En route to the Troy train station to board a train that would bring her to Rhode Island to reunite with her beau, Alicia Quintana was killed in a car accident. She was the passenger in the car of a co-worker who was taking her to the train station. The co-worker made a wrong turn on Route 787 and faced oncoming truck traffic. The collision killed both of them.
A week before the accident, Alicia had been shopping with her mother, Pattie Steffens. Alicia, then a senior at St. Rose College in Albany, was preparing to graduate with a major in music education. That day, Quintana received a phone call from her boyfriend Brian, who was in the Coast Guard.
Alicia was frustrated and grumbled, “You don’t end a conversation that way.”
Her mother asked her what she meant. “You don’t say, Bye, luvya,” Alicia replied. “If you’re going to say it, you have to say it with meaning: Goodbye, I love you!”
A few seconds later her daughter’s cellphone rang again, and her boyfriend enunciated the words “I love you” with meaning.

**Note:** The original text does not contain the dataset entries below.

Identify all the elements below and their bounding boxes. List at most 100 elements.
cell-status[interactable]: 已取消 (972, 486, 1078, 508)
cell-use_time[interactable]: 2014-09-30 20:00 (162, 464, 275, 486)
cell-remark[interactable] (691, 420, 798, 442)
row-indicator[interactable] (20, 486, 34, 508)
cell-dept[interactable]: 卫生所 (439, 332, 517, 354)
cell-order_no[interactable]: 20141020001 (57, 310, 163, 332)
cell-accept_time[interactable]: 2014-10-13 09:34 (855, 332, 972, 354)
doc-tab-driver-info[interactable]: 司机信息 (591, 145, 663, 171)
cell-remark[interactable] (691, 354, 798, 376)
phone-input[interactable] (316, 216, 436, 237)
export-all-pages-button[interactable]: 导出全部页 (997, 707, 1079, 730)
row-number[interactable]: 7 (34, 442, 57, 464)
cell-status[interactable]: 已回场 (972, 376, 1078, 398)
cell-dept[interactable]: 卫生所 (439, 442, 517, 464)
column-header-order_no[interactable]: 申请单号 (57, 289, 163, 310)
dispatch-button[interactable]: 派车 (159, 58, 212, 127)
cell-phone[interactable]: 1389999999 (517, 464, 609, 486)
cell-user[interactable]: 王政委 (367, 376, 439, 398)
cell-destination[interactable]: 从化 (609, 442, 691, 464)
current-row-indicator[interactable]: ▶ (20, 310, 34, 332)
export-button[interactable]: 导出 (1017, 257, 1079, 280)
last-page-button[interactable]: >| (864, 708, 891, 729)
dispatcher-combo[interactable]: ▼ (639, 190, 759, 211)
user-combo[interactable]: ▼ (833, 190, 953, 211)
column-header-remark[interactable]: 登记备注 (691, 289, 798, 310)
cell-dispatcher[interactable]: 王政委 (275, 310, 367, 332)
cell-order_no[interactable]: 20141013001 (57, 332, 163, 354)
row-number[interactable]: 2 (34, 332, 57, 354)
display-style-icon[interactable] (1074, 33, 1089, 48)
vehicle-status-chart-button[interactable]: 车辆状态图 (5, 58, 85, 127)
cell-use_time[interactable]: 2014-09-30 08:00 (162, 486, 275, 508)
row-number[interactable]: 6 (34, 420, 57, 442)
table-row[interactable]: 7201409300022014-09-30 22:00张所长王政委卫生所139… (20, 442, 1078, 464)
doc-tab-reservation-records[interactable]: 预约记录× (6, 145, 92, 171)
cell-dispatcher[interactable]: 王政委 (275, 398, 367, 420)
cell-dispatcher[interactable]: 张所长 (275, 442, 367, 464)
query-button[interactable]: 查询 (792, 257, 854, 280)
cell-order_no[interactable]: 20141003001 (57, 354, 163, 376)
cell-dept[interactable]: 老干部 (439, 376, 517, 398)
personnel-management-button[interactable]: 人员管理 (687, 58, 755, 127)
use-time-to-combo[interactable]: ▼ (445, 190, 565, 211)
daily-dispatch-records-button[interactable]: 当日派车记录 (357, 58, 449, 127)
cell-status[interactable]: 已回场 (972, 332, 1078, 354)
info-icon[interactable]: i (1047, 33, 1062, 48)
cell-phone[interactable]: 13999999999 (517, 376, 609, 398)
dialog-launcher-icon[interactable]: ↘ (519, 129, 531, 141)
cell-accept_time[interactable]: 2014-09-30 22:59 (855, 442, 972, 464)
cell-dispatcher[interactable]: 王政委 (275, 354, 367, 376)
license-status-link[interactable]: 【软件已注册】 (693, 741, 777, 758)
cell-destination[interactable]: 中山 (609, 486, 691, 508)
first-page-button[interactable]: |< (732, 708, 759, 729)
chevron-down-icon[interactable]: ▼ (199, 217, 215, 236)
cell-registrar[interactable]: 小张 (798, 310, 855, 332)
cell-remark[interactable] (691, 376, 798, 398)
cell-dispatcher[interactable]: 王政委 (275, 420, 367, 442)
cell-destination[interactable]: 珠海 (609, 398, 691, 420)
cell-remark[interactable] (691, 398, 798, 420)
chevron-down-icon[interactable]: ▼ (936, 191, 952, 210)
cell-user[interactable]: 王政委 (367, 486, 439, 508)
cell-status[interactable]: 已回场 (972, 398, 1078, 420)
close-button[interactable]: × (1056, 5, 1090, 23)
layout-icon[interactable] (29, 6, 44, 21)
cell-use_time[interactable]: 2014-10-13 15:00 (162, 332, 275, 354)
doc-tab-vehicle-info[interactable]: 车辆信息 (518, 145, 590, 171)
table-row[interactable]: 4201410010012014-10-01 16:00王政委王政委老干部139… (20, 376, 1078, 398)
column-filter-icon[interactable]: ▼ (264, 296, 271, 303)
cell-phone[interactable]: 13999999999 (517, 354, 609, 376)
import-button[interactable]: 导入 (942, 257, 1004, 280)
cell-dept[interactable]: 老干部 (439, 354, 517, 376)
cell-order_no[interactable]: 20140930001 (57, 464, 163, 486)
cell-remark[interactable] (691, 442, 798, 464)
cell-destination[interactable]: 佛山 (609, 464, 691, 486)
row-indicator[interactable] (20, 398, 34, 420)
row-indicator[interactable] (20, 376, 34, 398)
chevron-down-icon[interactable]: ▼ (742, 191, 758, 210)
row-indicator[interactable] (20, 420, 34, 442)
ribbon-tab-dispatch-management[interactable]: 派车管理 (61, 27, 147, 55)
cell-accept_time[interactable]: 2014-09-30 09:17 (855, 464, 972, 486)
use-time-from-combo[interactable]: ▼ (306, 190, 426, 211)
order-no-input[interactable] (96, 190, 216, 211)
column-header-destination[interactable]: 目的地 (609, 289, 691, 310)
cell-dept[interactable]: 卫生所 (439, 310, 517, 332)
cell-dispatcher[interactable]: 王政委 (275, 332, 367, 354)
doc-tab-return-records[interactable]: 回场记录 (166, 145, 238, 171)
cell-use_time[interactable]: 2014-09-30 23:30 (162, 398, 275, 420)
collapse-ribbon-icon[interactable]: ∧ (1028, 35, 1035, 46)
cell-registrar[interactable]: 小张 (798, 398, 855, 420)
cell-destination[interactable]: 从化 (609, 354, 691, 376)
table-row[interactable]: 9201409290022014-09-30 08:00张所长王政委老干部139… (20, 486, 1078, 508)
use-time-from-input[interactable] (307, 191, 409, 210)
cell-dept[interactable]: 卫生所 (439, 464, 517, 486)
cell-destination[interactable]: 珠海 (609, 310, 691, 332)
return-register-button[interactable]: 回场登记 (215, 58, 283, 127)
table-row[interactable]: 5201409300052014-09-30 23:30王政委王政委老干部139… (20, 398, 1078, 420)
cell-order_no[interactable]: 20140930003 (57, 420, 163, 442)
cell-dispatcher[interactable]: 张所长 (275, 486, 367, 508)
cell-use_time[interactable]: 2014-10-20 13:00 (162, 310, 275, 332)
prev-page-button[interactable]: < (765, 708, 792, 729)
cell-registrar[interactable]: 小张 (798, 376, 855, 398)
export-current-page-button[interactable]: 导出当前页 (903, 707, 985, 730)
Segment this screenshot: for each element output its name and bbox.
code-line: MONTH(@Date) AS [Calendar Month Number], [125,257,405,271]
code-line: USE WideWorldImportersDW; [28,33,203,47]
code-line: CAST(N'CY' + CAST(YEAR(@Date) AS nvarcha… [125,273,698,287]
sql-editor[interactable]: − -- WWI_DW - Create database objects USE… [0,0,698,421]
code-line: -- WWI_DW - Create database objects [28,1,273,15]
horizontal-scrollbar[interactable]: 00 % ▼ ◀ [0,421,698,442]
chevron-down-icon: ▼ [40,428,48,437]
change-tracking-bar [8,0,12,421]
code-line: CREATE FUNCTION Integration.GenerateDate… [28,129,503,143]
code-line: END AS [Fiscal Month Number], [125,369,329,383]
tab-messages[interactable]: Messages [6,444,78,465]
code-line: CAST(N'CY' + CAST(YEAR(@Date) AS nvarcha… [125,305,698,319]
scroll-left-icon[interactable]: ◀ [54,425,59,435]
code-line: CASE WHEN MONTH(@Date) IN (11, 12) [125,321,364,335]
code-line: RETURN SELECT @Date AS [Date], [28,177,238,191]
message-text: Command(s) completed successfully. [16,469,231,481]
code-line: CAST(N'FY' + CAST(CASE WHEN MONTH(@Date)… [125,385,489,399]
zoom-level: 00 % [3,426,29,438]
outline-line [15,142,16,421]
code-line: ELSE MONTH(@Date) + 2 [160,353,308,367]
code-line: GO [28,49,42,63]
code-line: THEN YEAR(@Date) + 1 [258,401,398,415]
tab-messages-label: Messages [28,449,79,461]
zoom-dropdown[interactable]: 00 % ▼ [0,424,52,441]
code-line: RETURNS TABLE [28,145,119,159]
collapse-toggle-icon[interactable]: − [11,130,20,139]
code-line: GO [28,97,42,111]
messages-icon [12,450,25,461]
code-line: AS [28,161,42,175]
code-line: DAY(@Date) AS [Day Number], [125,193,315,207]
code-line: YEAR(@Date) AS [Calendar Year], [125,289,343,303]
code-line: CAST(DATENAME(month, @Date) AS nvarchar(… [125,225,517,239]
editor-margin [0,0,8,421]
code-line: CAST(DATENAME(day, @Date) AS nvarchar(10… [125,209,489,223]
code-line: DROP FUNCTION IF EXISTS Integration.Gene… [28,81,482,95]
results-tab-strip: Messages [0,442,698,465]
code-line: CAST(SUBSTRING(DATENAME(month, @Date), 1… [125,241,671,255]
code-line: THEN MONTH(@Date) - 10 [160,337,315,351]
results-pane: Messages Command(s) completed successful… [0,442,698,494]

Alicia was killed at 3 a.m., said Steffens, a New Paltz native and a now-retired Spanish teacher for both the New Paltz and Highland school districts. Due to confusion over the two girls’ identification, though, Steffens was not notified until 1 p.m. the next day.
“That morning, I woke up and had scripted something I wanted to say to her father, Gonzalo Quintana, as it would have been our 25th wedding anniversary,” Steffens remembered. Although the parents had long-since been divorced, Steffens wanted to thank him “for marrying me 25 years ago and giving me these two beautiful children [Alicia and her brother Daniel].”
Steffens was running late to meet a friend for lunch that day, and she told herself she’d call Quintana as soon as she returned. Instead of calling him to tell him how grateful she was, however, she instead had to give him the news that Alicia had been killed.
The trauma was almost more than any parent could bear. Steffens particularly worried about their other child, Daniel, then 22 and Alicia’s best friend. “I said to my husband, I’m afraid I may lose both of my children.”
As she showed a series of pictures of Alicia and Daniel together, smiling, laughing, hugging, Steffens said, “A parent should never underestimate their child. As devastated as he was, he showed up with such strength.”
Daniel became the driving force behind a scholarship program, “Love Out Loud,” now in its fourth year. This past Wednesday night Highland High School hosted a “Laugh Out Loud” festival. Glenn Heroy, a New Paltz native who is now a professional clown with the Big Apple Circus in New York City as well as the subject of a recent PBS documentary on the life of a professional clown, was there, as was Alicia’s best friend, Emily Carragher, who also works for the Big Apple Circus.
Daniel wanted his sister to be remembered for the incredible spirit that she was, and not just as a fatality statistic. That’s where Love out Loud came from. “She was always saying, I love you, or I love that dress, or I love that chair,” he said. “She was just a lover and a joy.”
Steffens recalled a moment she says will stay with her forever. The family was gathered around the casket at the Copeland funeral home. “It was an open casket and Tim [Copeland] did the best job he could, but we made a decision as a family to close the casket,” said Steffens. “But before we did I asked everyone to pause and say, Goodbye, I love you, Alicia. Because that’s what she would have wanted. Then we closed the casket.”